Remaining Carry After the Last Index
After processing all indices, there may still be a nonzero carry. For example:
$$30 \cdot 2^0.$$
The binary representation extends beyond the highest index present in nums. Ignoring this carry would produce an incorrect popcount. The implementation adds carry.bit_count() when the recursion reaches the end.

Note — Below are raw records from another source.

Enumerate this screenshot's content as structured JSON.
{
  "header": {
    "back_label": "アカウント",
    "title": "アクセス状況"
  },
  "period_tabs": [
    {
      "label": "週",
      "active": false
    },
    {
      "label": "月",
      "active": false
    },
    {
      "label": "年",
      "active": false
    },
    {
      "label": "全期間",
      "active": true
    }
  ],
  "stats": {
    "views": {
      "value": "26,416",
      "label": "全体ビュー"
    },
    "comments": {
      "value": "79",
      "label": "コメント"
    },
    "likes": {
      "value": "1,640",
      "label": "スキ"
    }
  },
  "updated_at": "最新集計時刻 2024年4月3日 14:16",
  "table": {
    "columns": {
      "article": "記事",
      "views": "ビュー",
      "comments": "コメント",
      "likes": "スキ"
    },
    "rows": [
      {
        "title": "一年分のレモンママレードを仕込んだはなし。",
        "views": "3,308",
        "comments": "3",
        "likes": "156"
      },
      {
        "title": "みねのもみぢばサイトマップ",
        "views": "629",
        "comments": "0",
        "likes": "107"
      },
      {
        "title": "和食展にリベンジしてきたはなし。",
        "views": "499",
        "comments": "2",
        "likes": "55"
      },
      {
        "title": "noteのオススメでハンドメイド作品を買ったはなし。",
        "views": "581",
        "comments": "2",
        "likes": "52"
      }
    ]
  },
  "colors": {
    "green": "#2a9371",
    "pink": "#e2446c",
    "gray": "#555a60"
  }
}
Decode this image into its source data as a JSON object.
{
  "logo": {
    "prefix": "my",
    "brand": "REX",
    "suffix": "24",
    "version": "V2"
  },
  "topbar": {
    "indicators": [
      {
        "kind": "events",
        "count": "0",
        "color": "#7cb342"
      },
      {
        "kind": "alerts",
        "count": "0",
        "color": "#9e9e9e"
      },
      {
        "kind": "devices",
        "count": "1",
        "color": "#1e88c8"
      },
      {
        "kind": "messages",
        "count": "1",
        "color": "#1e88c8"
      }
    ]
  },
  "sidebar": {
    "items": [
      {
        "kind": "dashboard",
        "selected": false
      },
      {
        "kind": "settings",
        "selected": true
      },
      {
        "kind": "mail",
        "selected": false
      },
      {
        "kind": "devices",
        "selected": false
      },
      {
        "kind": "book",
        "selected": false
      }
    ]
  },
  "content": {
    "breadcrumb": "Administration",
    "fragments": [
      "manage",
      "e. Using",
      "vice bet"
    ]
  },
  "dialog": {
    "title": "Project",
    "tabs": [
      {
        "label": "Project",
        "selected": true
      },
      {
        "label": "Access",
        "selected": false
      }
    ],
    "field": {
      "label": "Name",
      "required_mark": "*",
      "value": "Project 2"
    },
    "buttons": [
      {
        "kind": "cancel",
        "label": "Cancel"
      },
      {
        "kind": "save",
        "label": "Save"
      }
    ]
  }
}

Large nums.length with Small m
The array can contain up to 50 indices while only 30 selections are made. Most indices will often receive count zero. The DP naturally handles this by allowing cnt = 0 at every position, ensuring all valid count distributions are considered without wasting work on impossible selections.